Welcome! A Bridge of Magpies is a blog about culture and politics. Comments are welcome. Also, prophesies, curses, symbolic executions. Presuming I survive, I will always respond.

Monday, April 30, 2012

Sparta and Our Hysteric Politicians


Lycurgus seems to anticipate the entire problem of the spectacle–imaginary when he bans statues and imposing architecture from politics. According to Plutarch, Lycurgus believed that edifices and statues “were in no way conducive to sound deliberations, but instead harmful.  They make those who assemble idiotic and give them silly, mindless notions, when at their meetings they can stare at statues and pictures, or the stages of theaters, or the richly decorated roofs of council chambers."

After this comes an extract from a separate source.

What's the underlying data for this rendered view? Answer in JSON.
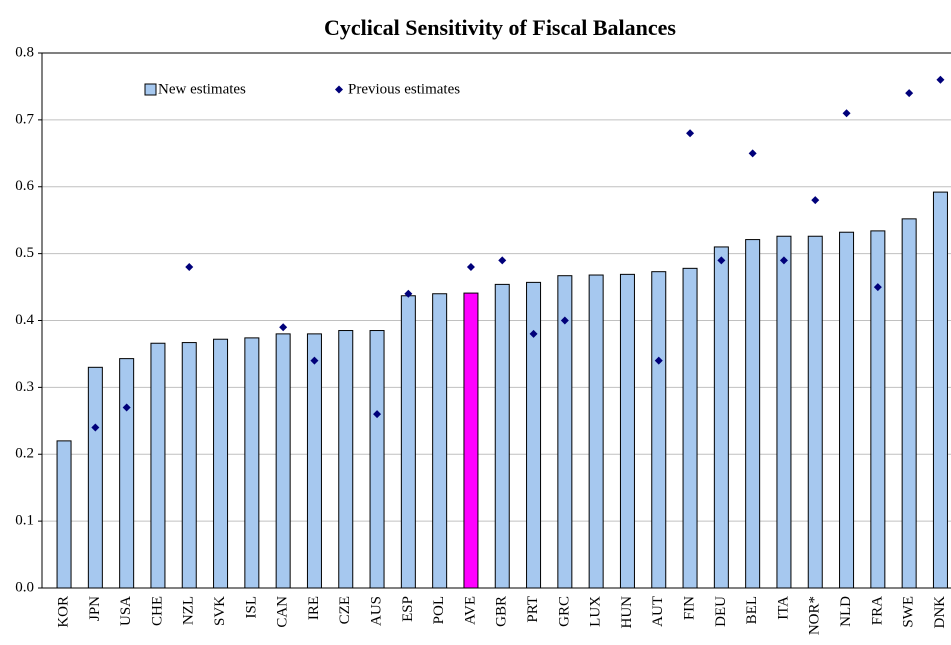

The political class is always most susceptible to confusing spectacle with reality. Perhaps becoming a politician demands the exchange of one for the other. Journalists are next in line in confusing spectacle with reality. Perhaps this demonstrates that politicians and journalists are always, despite their protests, secret members of the same class.
Confusing spectacle with reality is a subtype of hysteria. Contrary to what Freud asserted hysteria is not the exclusive domain of women. Men are often the most spectacular symptom carrier. 

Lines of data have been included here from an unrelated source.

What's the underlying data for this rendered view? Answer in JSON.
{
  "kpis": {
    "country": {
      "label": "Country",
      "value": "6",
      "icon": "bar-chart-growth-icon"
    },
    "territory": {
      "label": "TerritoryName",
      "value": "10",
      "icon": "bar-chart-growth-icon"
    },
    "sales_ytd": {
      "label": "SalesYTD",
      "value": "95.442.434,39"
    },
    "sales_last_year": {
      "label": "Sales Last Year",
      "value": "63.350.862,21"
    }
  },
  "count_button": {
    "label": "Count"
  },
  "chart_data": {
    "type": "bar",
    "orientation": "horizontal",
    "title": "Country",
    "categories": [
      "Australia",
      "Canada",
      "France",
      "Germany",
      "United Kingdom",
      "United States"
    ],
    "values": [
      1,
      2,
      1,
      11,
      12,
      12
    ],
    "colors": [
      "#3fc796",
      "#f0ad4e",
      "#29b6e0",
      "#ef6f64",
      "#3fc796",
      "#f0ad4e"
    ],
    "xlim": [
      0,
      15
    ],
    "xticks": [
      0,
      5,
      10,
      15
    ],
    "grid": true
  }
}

Nor is hysteria fundamentally an erotic symptom. It is much more an ontological or existential symptom. The hysteric suffers from a traumatic vision of the pure emptiness of the world.  The hysterics suffers from the symptom of realizing all too acutely that the world wounds, that the body is easily wounded and never safe. 
Hysteria is narcissism’s echo.  We have John Boehner’s easily flowing tears, Bill Clinton’s lip trembling confessions, and Mitt Romney’s manic insincerity, to demonstrate the hysteria of the political class. 
Imagine what a strange and twisted accomplishment it is, to convince oneself to believe in nothing, so that one can seem to believe.